By Edited Jan 1, 2016 0 1

Ecotourism is a fantastic way to combine luxury and environmental awareness. Ecolodges are quickly gaining momentum as a popular vacation choice and as a result they are now popping up all over the world. This is great, in theory. More ecolodges should mean better environmental awareness and more preservation of land and species. But is ecotourism truly sustainable?

What, Exactly is Environmental Sustainability?

Sustainability is the capacity to endure. In ecology the word describes how biological systems remain diverse and productive over time.[7628] 
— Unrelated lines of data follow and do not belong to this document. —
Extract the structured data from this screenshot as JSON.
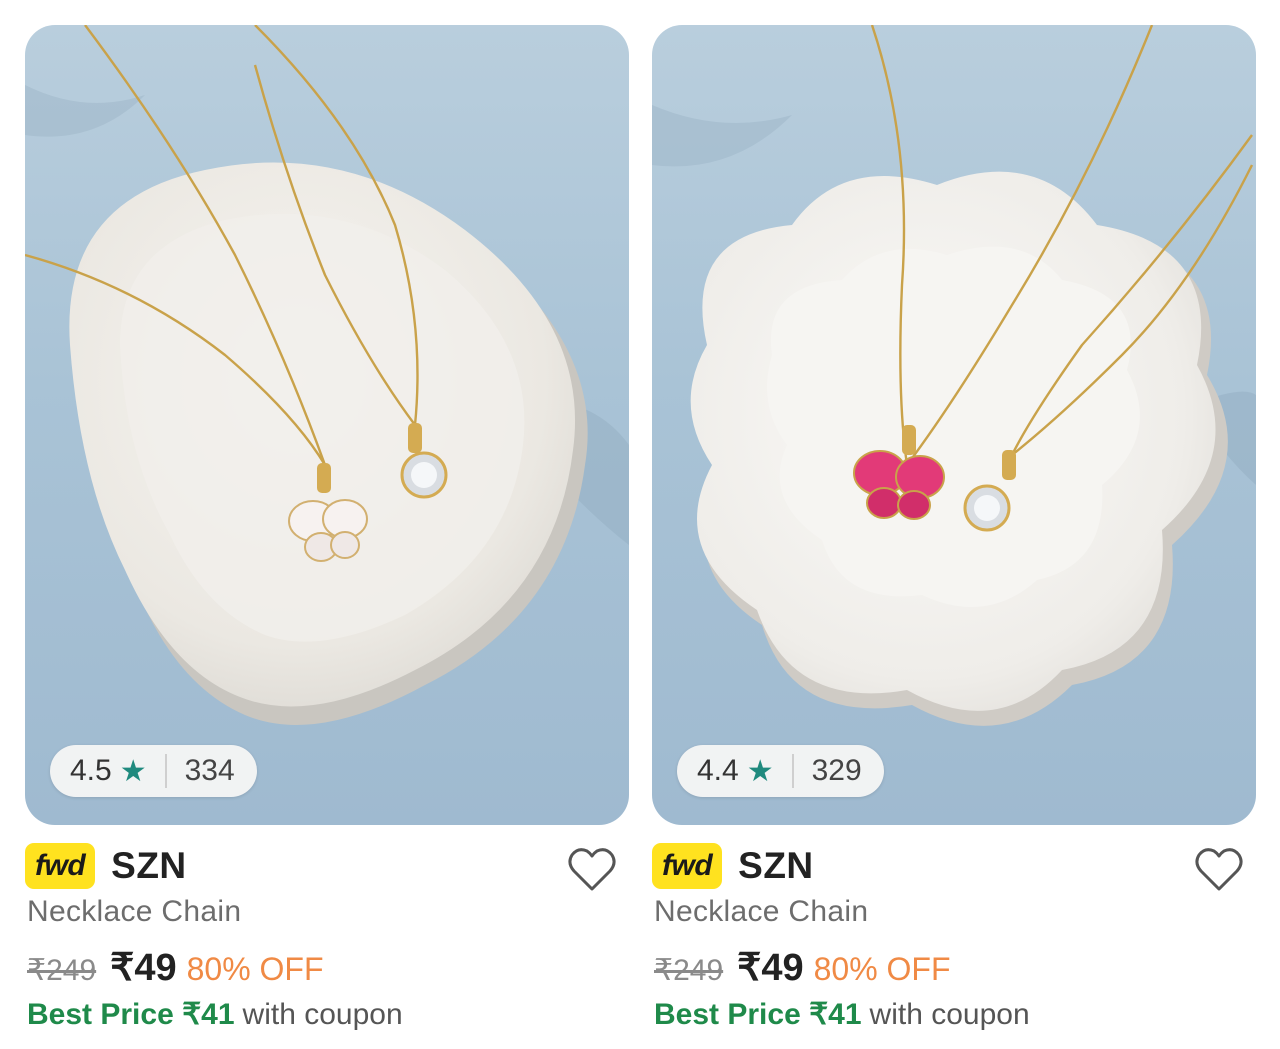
{
  "products": [
    {
      "rating": "4.5",
      "rating_count": "334",
      "badge": "fwd",
      "brand": "SZN",
      "name": "Necklace Chain",
      "mrp": "₹249",
      "price": "₹49",
      "discount": "80% OFF",
      "best_price": "Best Price ₹41",
      "best_suffix": "with coupon",
      "pendant_color": "#f7f2f0"
    },
    {
      "rating": "4.4",
      "rating_count": "329",
      "badge": "fwd",
      "brand": "SZN",
      "name": "Necklace Chain",
      "mrp": "₹249",
      "price": "₹49",
      "discount": "80% OFF",
      "best_price": "Best Price ₹41",
      "best_suffix": "with coupon",
      "pendant_color": "#e23a78"
    }
  ],
  "icons": {
    "star": "star-icon",
    "wishlist": "heart-outline-icon"
  },
  "colors": {
    "rating_star": "#1f8a7e",
    "fwd_badge": "#ffe21f",
    "discount": "#f08a45",
    "best_price": "#1f8a4a"
  }
}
In layman's terms, this simply means keeping our wilderness as is, and decreas

ing or stopping human impact all together.So how does does ecotourism relate to sustainability? Well ecotourism focuses on bringing sustainable or "green" practices into the tourism industry. This means recycling and reusing materials for the construction of hotels and lodges, composting organic material, using solar and wind energy for electricity and possibly collecting rain water for cleaning. Therefor the ecolodges that utilize these practices reduce the impact of tourism on the environment and build environmental awareness in the process.


The Negatives of Ecotourism

As with most things. Ecotourism is a debatable subject. Many people say that despite their efforts, ecolodges and ecotourists are still having a negative effect on the environment. And we humans would be better off removing ourselves from the untouched wilderness altogether. Others say it is a good model, but does not reach enough people. Many ecolodges are very expensive, and therefore out of reach for the average person. This, however, is not always the case.
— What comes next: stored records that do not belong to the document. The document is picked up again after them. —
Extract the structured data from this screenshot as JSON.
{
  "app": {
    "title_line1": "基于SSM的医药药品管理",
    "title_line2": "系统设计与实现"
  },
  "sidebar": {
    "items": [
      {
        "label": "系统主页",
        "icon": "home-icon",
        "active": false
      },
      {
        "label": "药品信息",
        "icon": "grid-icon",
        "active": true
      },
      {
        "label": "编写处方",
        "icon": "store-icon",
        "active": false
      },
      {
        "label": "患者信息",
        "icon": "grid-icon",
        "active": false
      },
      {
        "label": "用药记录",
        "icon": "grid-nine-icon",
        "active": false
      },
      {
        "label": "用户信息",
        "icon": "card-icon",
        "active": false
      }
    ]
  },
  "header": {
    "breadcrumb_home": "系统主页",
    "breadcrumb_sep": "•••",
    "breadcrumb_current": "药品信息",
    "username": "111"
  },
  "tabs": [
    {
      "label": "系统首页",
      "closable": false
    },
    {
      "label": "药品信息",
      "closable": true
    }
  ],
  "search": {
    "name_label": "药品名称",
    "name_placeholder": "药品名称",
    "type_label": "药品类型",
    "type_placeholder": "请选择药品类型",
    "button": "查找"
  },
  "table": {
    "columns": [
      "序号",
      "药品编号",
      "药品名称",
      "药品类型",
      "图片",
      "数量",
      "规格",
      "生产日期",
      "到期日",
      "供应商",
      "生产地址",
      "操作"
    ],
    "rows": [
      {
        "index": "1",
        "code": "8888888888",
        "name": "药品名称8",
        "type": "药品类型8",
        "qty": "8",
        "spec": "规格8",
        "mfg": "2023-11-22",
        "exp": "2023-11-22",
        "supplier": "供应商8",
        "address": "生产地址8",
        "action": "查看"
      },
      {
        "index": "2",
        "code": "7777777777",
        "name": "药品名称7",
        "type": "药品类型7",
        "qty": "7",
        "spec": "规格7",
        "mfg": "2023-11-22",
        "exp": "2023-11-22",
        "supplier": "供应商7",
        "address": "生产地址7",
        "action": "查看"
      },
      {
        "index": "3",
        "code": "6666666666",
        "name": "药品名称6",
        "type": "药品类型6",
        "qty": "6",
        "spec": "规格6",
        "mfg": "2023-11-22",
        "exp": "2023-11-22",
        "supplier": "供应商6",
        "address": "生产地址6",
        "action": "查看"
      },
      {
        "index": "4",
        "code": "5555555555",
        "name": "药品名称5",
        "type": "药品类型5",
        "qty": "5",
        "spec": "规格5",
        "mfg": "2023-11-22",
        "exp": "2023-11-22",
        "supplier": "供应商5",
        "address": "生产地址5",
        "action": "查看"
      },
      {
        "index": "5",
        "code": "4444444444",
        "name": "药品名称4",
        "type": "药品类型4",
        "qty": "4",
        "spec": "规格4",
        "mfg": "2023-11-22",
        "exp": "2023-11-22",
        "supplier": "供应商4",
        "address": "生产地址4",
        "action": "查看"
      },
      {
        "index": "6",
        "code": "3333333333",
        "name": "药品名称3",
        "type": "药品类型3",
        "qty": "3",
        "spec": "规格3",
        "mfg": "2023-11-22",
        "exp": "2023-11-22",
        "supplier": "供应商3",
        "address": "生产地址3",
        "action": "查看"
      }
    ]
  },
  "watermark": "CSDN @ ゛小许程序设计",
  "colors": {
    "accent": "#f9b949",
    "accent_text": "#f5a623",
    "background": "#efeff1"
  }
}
With ecotourism this is always a danger of civil or political wars endangering their efforts, therefore it is not a 100% guaranteed method of environmental protection.

Then there are those who would take advantage of the rise in ecotourism, claiming to be "ecofriendly" but actually only looking to make money and doing the environment more harm then good. Of course even if and ecolodge is what it claims, the rush of tourism it receives could force expansion and we would once again end up harming our environment.


The Positives of Ecotourism

The positive side of ecotourism is of course, much brighter. The fact is, ecolodges DO reduce the impact of tourism on the environment. They save electricity, reduce pollution, protect forests and help to prevent species endangerment or extinction. Though as long as there are still other resorts about offering their services, not much headway can be made.

Ecotourism also brings employment opportunities to impoverished areas of countries.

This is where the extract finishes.